Aronga Mātauranga Māori

This resource sits within a kaupapa that recognises mātauranga Māori as a living knowledge system with its own frameworks, values, and ways of understanding the world. The New Zealand Curriculum calls for learning that reflects the bicultural partnership of Te Tiriti o Waitangi, which means every subject area has an obligation to engage authentically with Māori perspectives — not as cultural decoration but as substantive contributions to how we understand our topics. The concepts of manaakitanga (care for others), kaitiakitanga (guardianship), whanaungatanga (relationship and belonging), and tino rangatiratanga (self-determination) provide a values framework applicable across all learning areas, and all are relevant to the work in this handout.

Ngā Rauemi Tautoko · Resources already provided

This handout is designed to be used alongside other resources in the same unit. Related materials are linked in the unit planner. All content is provided — no additional preparation is required to use this handout in your classroom.

📋 Teacher Planning Snapshot

Ngā Whāinga Ako — Learning Intentions

Students will engage with this resource to deepen understanding of Te Ao Māori — exploring whakapapa, tikanga, and cultural identity as living systems that shape who we are in Aotearoa New Zealand.

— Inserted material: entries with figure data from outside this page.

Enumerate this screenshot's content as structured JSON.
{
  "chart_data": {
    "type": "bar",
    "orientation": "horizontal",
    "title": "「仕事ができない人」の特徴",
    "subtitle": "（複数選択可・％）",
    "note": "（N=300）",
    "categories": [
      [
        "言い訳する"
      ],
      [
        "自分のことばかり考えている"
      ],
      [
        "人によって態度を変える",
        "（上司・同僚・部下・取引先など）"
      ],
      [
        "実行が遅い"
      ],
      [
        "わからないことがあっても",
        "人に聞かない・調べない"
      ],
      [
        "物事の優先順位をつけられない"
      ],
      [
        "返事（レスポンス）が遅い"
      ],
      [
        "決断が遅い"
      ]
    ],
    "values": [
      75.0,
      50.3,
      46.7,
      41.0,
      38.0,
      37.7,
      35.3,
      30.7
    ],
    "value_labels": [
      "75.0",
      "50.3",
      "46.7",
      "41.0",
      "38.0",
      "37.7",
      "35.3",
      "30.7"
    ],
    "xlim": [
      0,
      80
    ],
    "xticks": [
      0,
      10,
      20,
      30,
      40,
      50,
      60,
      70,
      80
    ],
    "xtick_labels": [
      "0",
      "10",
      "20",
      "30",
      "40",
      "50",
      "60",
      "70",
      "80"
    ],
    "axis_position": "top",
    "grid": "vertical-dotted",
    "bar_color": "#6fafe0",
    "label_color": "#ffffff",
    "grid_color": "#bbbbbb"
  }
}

Ngā Paearu Angitū — Success Criteria

  • ✅ Students can explain key concepts from this resource using their own words.
  • ✅ Students can connect tikanga Māori and whakapapa to real-world examples in Aotearoa.

Differentiation & Inclusion

Scaffold support: Provide sentence starters, visual glossaries, or graphic organisers to give entry-level access for students who need additional support. Offer extension tasks that deepen cultural inquiry — for example, exploring local hapū histories or interviewing a kaumātua.

ELL / ESOL: Pre-teach key kupu Māori (whakapapa, tikanga, mana, mauri) with bilingual glossaries where available. Allow students to respond in their home language as a bridge to English expression.

Inclusion: Use accessible formats — clear headings, adequate whitespace, chunked tasks. Neurodiverse learners benefit from structured choice in how they demonstrate understanding (oral, visual, written). Acknowledge that students may hold personal connections to the cultural content.

Mātauranga Māori lens: This unit centres Te Ao Māori as a living knowledge system. Whakapapa is not merely genealogy but a relational framework linking people, place, and time. Tikanga grounds behaviour in kaupapa Māori principles. Approach content with aroha and manaakitanga.

Prior knowledge: No specialist prior knowledge required for entry-level engagement. Best used after relevant lesson sequences, or as a standalone introduction to cultural identity.